Nor should there be, *going*forward* -- it's to *direction* of price that past quantity(s) steer us. All transactions are a nexus of bid price+volume and ask price+volume. There is little in that mix that portends what might happen to transaction numbers should the market price return there. Those actors/interests/orders have been filled. What quantity *does* tell us is the interest in buying AND selling was, at that price. And when there are *changes* to the general path of quantity, changes to the prices that follow are bound to occur. In implicit form, it's not Pt = f[Qt] but Pt = f[deltaQt-1]
There's alot of downtime during the trading day, while you wait for your position to move and play along the chart and unfold and reveal itself , It's like being a sniper, you wait patiently...calmly...establish the inflection point, and then you Wait,...to either close it, and/or reverse it,
Having gone from schizoid high volume prop futures spread day trader to position trader was tough. ET has helped in that regard.
Also, I'm more like a bomber. I prefer to wait for someone to step on the Mine and then hit the PUSH button. Hehe.
I think the best analogy is fishing. Drop limit orders hoping for a bite instead of jumping in and chasing the fish with your hands...

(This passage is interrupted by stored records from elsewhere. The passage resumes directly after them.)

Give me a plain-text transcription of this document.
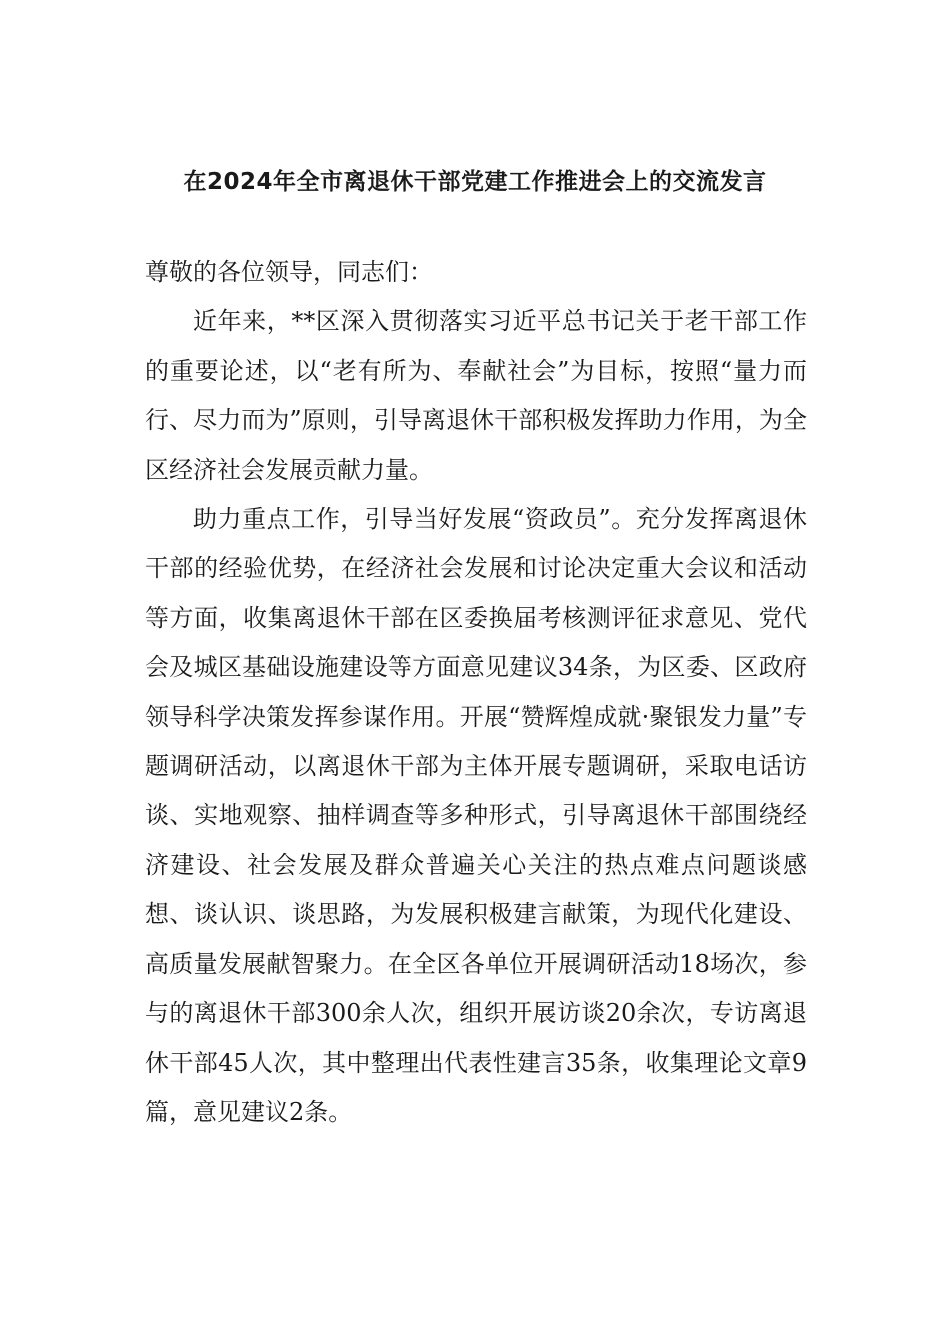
在2024年全市离退休干部党建工作推进会上的交流发言

尊敬的各位领导，同志们：

近年来，**区深入贯彻落实习近平总书记关于老干部工作的重要论述，以“老有所为、奉献社会”为目标，按照“量力而行、尽力而为”原则，引导离退休干部积极发挥助力作用，为全区经济社会发展贡献力量。

助力重点工作，引导当好发展“资政员”。充分发挥离退休干部的经验优势，在经济社会发展和讨论决定重大会议和活动等方面，收集离退休干部在区委换届考核测评征求意见、党代会及城区基础设施建设等方面意见建议34条，为区委、区政府领导科学决策发挥参谋作用。开展“赞辉煌成就·聚银发力量”专题调研活动，以离退休干部为主体开展专题调研，采取电话访谈、实地观察、抽样调查等多种形式，引导离退休干部围绕经济建设、社会发展及群众普遍关心关注的热点难点问题谈感想、谈认识、谈思路，为发展积极建言献策，为现代化建设、高质量发展献智聚力。在全区各单位开展调研活动18场次，参与的离退休干部300余人次，组织开展访谈20余次，专访离退休干部45人次，其中整理出代表性建言35条，收集理论文章9篇，意见建议2条。
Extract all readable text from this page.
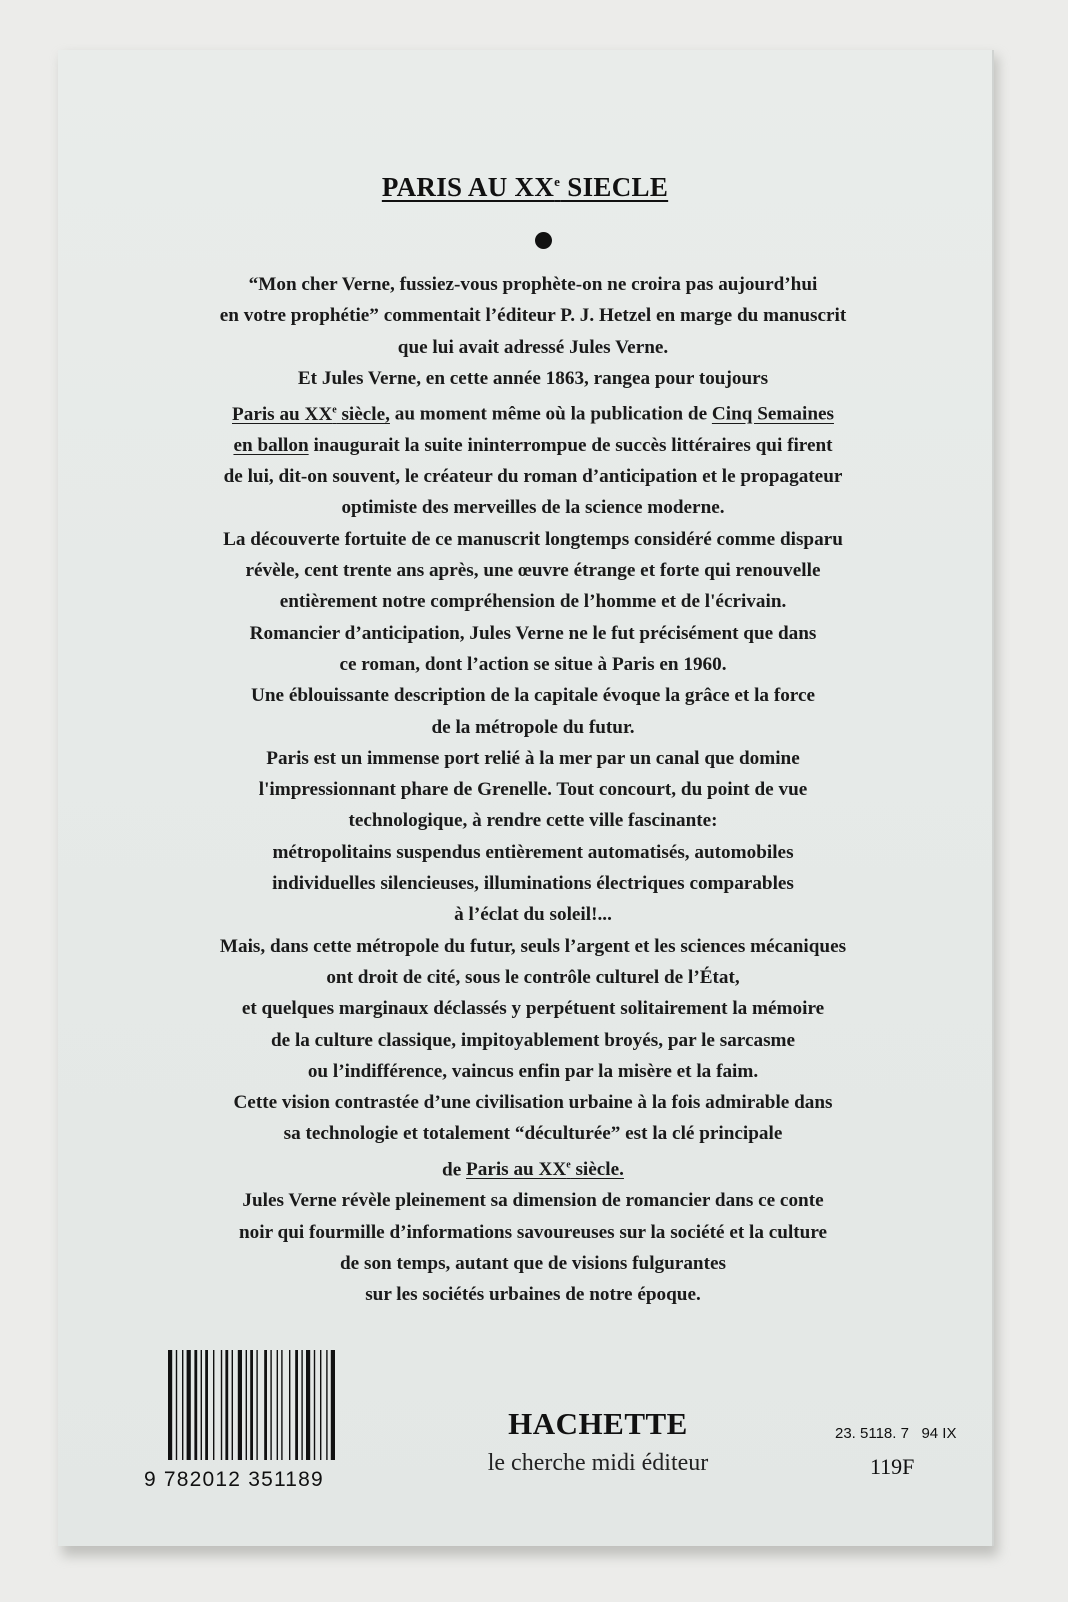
PARIS AU XXe SIECLE

“Mon cher Verne, fussiez-vous prophète-on ne croira pas aujourd’hui

en votre prophétie” commentait l’éditeur P. J. Hetzel en marge du manuscrit

que lui avait adressé Jules Verne.

Et Jules Verne, en cette année 1863, rangea pour toujours

Paris au XXe siècle, au moment même où la publication de Cinq Semaines

en ballon inaugurait la suite ininterrompue de succès littéraires qui firent

de lui, dit-on souvent, le créateur du roman d’anticipation et le propagateur

optimiste des merveilles de la science moderne.

La découverte fortuite de ce manuscrit longtemps considéré comme disparu

révèle, cent trente ans après, une œuvre étrange et forte qui renouvelle

entièrement notre compréhension de l’homme et de l'écrivain.

Romancier d’anticipation, Jules Verne ne le fut précisément que dans

ce roman, dont l’action se situe à Paris en 1960.

Une éblouissante description de la capitale évoque la grâce et la force

de la métropole du futur.

Paris est un immense port relié à la mer par un canal que domine

l'impressionnant phare de Grenelle. Tout concourt, du point de vue

technologique, à rendre cette ville fascinante:

métropolitains suspendus entièrement automatisés, automobiles

individuelles silencieuses, illuminations électriques comparables

à l’éclat du soleil!...

Mais, dans cette métropole du futur, seuls l’argent et les sciences mécaniques

ont droit de cité, sous le contrôle culturel de l’État,

et quelques marginaux déclassés y perpétuent solitairement la mémoire

de la culture classique, impitoyablement broyés, par le sarcasme

ou l’indifférence, vaincus enfin par la misère et la faim.

Cette vision contrastée d’une civilisation urbaine à la fois admirable dans

sa technologie et totalement “déculturée” est la clé principale

de Paris au XXe siècle.

Jules Verne révèle pleinement sa dimension de romancier dans ce conte

noir qui fourmille d’informations savoureuses sur la société et la culture

de son temps, autant que de visions fulgurantes

sur les sociétés urbaines de notre époque.

9 782012 351189
HACHETTE
le cherche midi éditeur
23. 5118. 7   94 IX
119F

There are many types of traders who participate with the markets (Taxonomy of Traders). Refer to Trading and Exchanges by Harris to get a more robust picture of who is taking the other side of your trades, their motivations, benefits, costs and what they do to avoid being taken advantage of. Market makers offer standing limit orders not market orders. Market orders are what moves a market. Contrary to popular belief, it's the minority who take control at market turning points, by submitting market orders opposite the current Dominant price direction. At these points, the majority of standing limit orders go unfilled by price reversing in the opposite direction.
I joined May 2008 and have 1547 posts or 155 per year, you joined May 2010 and have 960 or 120 per year. Which then means I roughly post 0.425 times a day and you 0.329 times a day. Wow such a Yuuge difference! But I suppose you only posts during itchy finger Trumpie Twitter time 3 am?

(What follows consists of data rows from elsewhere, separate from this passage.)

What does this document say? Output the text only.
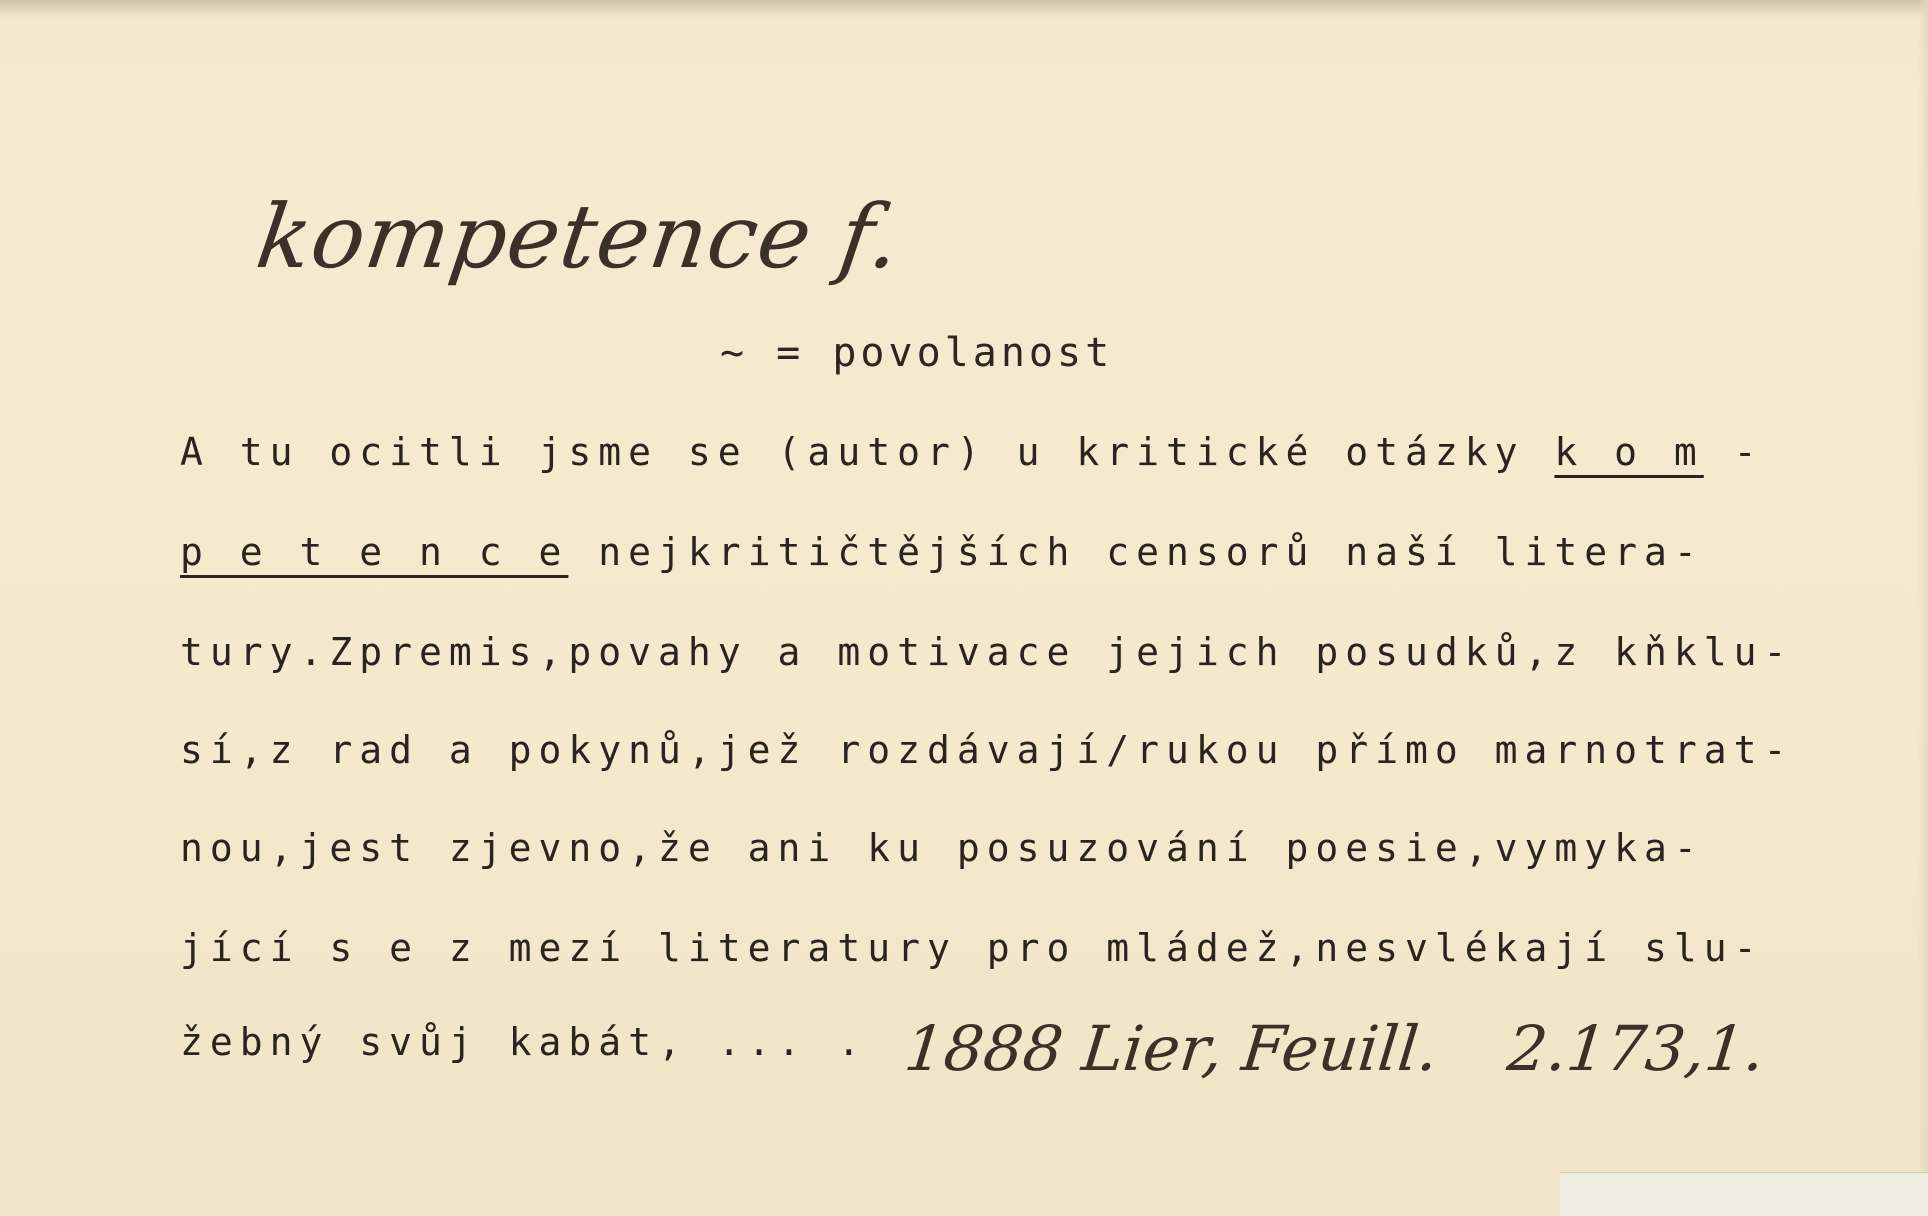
kompetence f.
~ = povolanost
A tu ocitli jsme se (autor) u kritické otázky k o m -
p e t e n c e nejkritičtějších censorů naší litera-
tury.Zpremis,povahy a motivace jejich posudků,z kňklu-
sí,z rad a pokynů,jež rozdávají/rukou přímo marnotrat-
nou,jest zjevno,že ani ku posuzování poesie,vymyka-
jící s e z mezí literatury pro mládež,nesvlékají slu-
žebný svůj kabát, ... . 1888 Lier, Feuill. 2.173,1.
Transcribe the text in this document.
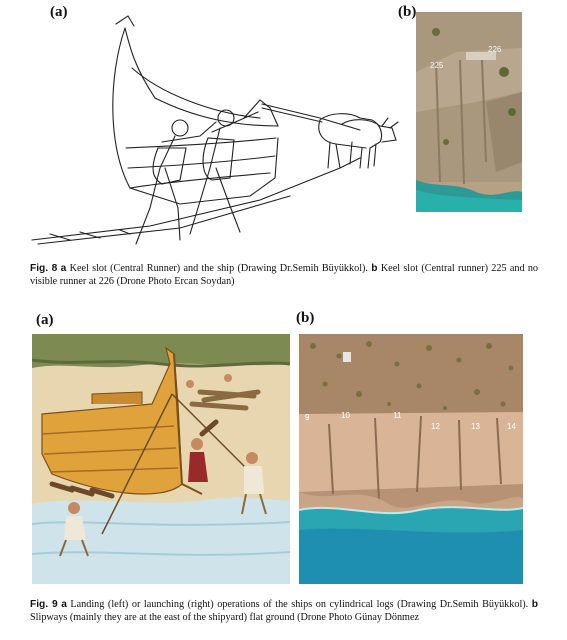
(a)	(b)
225
226
Fig. 8 a Keel slot (Central Runner) and the ship (Drawing Dr.Semih Büyükkol). b Keel slot (Central runner) 225 and no visible runner at 226 (Drone Photo Ercan Soydan)
(a)	(b)
9	10	11
12	13	14
Fig. 9 a Landing (left) or launching (right) operations of the ships on cylindrical logs (Drawing Dr.Semih Büyükkol). b Slipways (mainly they are at the east of the shipyard) flat ground (Drone Photo Günay Dönmez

It amazes me that on a forum, full of expert traders that have been posting on ET for many years, there is not a consensus on the importance of volume, when analyzing and trading a chart. I'm finding this, lack of consensus, involves almost all aspects of trading technique and theory. Someone has to be right? Is this lack of consensus the real reason all traders aren't millionaire and 95% of new traders fail?